Se lo pedimos con las hermosas palabras que le dedica José María Pemán al final del poema que le escribe a su soledad:

“…Pero en tanto que Él asoma,

Señora, por las cañadas,

-¡por tus tocas enlutadas

Y tus ojos de paloma!-

Recibe mi angustia y toma

En tus manos mi ansiedad.

Y, séame, por piedad,

Señora del mayor duelo,

Tu soledad sin consuelo,

Consuelo en mi soledad.”

Jesucristo en la cruz: ejemplo de todas las virtudes

Fragmento del

“Credo comentado”

Nº 71-73

Santo Tomás de Aquino

 

En efecto, como dice San Agustín, la Pasión de Cristo basta totalmente como instrucción para nuestra vida. Pues quien anhele vivir de manera perfecta, que no haga otra cosa que despreciar lo que Cristo despreció en la cruz y que desee lo que Cristo deseó. Porque ningún ejemplo de virtud falta en la cruz. Pues si buscas un ejemplo de caridad, “nadie tiene mayor caridad que el que da su vida por sus amigos”, Jn 15, 13. Y esto fue lo que hizo Cristo en la cruz. Por lo tanto, si Él dio su vida por nosotros, no se nos debe hacer pesado soportar por El cualquier mal. Salmo 115, 12: “¿Qué le daré al Señor por todo lo que El me ha dado?”.
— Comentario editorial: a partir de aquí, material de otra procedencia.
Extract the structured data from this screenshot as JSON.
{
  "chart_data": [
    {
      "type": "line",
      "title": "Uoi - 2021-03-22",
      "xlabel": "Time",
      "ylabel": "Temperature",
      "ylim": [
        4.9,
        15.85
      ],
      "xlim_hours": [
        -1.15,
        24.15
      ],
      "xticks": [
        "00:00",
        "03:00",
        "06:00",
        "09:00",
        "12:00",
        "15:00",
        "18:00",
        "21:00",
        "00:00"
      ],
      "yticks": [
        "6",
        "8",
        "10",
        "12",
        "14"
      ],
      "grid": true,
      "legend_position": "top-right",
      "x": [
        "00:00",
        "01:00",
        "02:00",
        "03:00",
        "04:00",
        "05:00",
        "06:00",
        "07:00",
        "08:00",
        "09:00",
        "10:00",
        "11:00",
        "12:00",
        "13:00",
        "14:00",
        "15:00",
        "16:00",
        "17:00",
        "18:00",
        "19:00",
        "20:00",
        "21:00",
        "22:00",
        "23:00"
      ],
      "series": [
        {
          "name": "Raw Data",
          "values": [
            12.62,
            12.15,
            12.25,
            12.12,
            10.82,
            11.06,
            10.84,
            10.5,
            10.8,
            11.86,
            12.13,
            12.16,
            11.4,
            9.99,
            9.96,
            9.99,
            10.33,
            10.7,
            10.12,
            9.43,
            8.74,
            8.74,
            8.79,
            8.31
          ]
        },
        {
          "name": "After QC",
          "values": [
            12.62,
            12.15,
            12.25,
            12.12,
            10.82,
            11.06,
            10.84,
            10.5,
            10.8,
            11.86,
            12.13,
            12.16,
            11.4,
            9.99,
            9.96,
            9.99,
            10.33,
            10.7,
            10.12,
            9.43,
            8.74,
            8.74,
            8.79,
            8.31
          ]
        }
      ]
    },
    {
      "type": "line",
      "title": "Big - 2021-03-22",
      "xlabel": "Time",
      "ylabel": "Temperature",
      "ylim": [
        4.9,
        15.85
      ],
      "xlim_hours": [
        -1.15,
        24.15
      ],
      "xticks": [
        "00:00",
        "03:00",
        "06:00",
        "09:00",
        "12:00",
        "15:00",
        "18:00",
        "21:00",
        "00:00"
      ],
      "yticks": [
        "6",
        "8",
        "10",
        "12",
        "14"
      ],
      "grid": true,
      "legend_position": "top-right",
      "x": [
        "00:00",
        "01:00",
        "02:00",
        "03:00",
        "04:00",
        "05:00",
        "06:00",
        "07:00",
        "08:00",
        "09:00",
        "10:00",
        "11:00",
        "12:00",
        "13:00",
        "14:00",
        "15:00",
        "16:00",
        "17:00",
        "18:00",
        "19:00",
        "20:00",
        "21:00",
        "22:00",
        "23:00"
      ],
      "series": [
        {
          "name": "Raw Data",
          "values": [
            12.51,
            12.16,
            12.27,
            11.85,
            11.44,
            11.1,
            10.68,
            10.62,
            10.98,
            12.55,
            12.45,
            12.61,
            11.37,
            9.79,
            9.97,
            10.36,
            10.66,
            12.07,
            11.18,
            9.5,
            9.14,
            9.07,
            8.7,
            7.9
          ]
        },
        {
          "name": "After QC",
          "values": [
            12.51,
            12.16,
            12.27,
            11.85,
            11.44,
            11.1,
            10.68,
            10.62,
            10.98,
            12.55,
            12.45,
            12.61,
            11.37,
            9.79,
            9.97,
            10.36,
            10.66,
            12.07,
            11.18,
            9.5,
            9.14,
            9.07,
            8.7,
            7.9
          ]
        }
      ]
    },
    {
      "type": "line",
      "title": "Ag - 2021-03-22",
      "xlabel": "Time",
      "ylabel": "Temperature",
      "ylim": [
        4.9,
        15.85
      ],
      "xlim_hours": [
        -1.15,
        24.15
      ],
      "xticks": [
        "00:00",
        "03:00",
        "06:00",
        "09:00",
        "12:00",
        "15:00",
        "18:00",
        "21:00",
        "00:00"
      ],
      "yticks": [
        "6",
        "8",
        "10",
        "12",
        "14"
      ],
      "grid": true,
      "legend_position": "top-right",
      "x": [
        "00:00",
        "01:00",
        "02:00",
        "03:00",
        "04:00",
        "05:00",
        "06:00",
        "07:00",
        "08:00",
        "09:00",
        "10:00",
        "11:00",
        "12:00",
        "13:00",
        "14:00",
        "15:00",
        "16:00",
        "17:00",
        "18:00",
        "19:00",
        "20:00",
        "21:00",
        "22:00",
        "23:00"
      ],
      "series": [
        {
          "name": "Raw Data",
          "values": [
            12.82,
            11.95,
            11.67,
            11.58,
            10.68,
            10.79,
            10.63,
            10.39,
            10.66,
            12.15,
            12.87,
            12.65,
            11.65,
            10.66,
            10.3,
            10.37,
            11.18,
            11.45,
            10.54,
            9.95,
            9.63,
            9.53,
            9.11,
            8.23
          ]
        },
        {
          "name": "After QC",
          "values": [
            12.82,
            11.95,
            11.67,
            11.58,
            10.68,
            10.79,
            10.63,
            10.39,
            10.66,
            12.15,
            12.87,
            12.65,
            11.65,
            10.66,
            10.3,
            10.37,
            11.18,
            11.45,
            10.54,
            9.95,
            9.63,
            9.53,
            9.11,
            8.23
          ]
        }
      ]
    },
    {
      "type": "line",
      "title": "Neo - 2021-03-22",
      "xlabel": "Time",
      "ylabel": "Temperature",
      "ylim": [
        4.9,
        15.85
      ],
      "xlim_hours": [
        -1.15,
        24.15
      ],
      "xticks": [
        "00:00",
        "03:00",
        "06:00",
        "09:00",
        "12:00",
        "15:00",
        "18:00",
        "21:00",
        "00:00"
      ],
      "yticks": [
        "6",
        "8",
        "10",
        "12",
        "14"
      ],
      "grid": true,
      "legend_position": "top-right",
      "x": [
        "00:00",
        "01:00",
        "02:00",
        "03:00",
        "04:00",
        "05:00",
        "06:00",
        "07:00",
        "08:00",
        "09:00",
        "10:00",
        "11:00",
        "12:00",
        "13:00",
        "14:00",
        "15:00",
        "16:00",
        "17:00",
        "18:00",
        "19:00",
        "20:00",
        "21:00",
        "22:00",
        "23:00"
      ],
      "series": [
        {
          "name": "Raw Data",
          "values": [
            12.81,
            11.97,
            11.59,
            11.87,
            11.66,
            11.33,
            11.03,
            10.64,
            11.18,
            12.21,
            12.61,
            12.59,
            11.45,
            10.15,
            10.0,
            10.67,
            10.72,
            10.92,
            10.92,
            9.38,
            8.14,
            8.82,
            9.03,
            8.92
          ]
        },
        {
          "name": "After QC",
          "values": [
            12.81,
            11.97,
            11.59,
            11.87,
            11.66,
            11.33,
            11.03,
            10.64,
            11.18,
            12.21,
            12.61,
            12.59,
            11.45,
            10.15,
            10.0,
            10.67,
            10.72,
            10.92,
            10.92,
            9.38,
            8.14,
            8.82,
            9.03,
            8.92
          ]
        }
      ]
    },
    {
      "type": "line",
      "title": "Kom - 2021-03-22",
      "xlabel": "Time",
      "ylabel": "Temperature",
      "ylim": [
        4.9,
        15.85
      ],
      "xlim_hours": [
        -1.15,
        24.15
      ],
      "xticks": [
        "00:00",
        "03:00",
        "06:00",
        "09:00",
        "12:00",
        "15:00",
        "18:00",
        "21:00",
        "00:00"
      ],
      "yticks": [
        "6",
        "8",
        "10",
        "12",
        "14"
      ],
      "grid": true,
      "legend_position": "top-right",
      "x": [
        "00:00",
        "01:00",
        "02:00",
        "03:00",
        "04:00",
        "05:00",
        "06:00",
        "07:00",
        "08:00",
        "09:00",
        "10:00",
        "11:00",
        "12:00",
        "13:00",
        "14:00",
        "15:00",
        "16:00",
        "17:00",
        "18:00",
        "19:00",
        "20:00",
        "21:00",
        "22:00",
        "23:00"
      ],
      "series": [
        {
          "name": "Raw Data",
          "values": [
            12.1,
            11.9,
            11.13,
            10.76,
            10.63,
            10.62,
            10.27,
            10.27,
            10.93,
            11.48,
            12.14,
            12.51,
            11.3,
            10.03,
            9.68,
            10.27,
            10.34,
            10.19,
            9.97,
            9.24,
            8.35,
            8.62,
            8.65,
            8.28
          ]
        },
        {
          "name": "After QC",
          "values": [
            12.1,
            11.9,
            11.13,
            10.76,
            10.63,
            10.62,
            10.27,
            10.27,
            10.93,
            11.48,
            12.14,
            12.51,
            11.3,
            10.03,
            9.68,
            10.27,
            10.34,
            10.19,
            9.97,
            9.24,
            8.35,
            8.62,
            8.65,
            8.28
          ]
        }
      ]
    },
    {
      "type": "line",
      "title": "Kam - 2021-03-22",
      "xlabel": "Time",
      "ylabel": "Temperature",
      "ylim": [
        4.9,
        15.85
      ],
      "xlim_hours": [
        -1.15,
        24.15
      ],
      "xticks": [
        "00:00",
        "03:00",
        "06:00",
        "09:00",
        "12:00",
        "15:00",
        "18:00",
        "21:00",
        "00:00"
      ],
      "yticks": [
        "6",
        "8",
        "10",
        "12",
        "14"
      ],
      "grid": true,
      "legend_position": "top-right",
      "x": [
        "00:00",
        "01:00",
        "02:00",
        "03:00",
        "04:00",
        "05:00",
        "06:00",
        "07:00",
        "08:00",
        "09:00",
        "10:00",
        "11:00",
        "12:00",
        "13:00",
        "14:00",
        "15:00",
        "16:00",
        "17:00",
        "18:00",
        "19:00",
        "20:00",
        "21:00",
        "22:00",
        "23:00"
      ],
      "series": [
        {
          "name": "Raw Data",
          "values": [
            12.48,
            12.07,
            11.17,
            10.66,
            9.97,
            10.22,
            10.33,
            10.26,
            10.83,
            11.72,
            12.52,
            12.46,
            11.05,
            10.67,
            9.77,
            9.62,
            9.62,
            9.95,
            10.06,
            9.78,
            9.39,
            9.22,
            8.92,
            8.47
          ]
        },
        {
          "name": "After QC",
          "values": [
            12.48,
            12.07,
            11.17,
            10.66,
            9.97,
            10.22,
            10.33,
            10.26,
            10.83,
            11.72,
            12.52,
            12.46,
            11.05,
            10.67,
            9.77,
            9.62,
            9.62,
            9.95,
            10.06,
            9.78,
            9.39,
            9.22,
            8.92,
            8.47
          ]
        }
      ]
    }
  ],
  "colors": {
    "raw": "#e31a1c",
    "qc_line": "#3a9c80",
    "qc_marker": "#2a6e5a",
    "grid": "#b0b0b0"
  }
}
Si buscas un ejemplo de paciencia, excelentísimo lo encuentras en la cruz. En efecto, de dos grandes maneras se manifiesta la paciencia: o bien padeciendo pacientemente grandes males, o bien padeciendo algo que podría evitarse y que no se evita.
Pues bien, Cristo soportó en la cruz grandes males. Treno I, 12: “Oh, vosotros todos, los que pasáis por el camino, mirad y ved si hay dolor semejante a mi dolor”; y pacientemente, porque, “al padecer, no amenazaba”, I Pedro 2, 23; e Isaías 53, 7: “Como cordero llevado al
matadero, y como oveja muda ante los trasquiladores”. Además, Cristo pudo evitarlos, y no los evitó. Mt 26, 53: “¿O piensas que no puedo yo rogar a mi Padre, que me enviaría luego más de doce legiones de ángeles?”.
Grande es, pues, la paciencia de Cristo en la cruz. Hebr 12, 1-2: “Por la paciencia corramos al combate que se nos ofrece, puestos los ojos en el autor y consumador de la fe, Jesús, el cual, en vez del gozo que se le ofrecía, soportó la cruz, despreciando la ignominia”.

Si buscas un ejemplo de humildad, ve el crucifijo: en efecto, Dios quiso ser juzgado bajo Poncio Pilato y morir. Job 36, 17: “Tu causa ha sido juzgada como la de un impío”. En verdad como la de un impío: “Condenémosle a una muerte afrentosa”, Sabiduría 2, 20. El Señor quiso morir por su siervo, y el que es la vida de los Angeles por el hombre. Filip 2, 8: “Hecho obediente hasta la muerte”.

Si buscas un ejemplo de obediencia, sigúelo a El. que se hizo obediente al Padre hasta la muerte. Rom 5, 19: “Como por la desobediencia de un solo hombre muchos fueron constituidos pecadores, así también, por la obediencia de uno solo muchos fueron hechos justos”.

Si quieres un ejemplo de desprecio de las cosas terrenas, sigúelo a El, que es el Rey de Reyes y el Señor de los señores, en quien se hallan los tesoros de la sabiduría, y que sin embargo en la cruz estuvo desnudo, objeto de burla, fue escupido, golpeado, coronado de espinas, y abrevado con hiel y vinagre, y murió. Por lo tanto, no os impresionéis por las vestiduras, ni por las riquezas, porque “se repartieron mis vestiduras”, Salmo 21, 19; ni por los honores, porque a mí me cubrieron de burlas y de golpes; no por las dignidades, porque tejieron una corona de espinas y la colocaron sobre mi cabeza; no por las delicias, porque “en mi sed me abrevaron con vinagre”, Salmo 68, 22. Sobre Hebr 12, 2: “El cual, en vez del gozo que se le ofrecía, soportó la cruz, despreciando la ignominia”, dice San Agustín: “El hombre Jesucristo despreció todos los bienes terrenos para enseñarnos que deben ser despreciados”.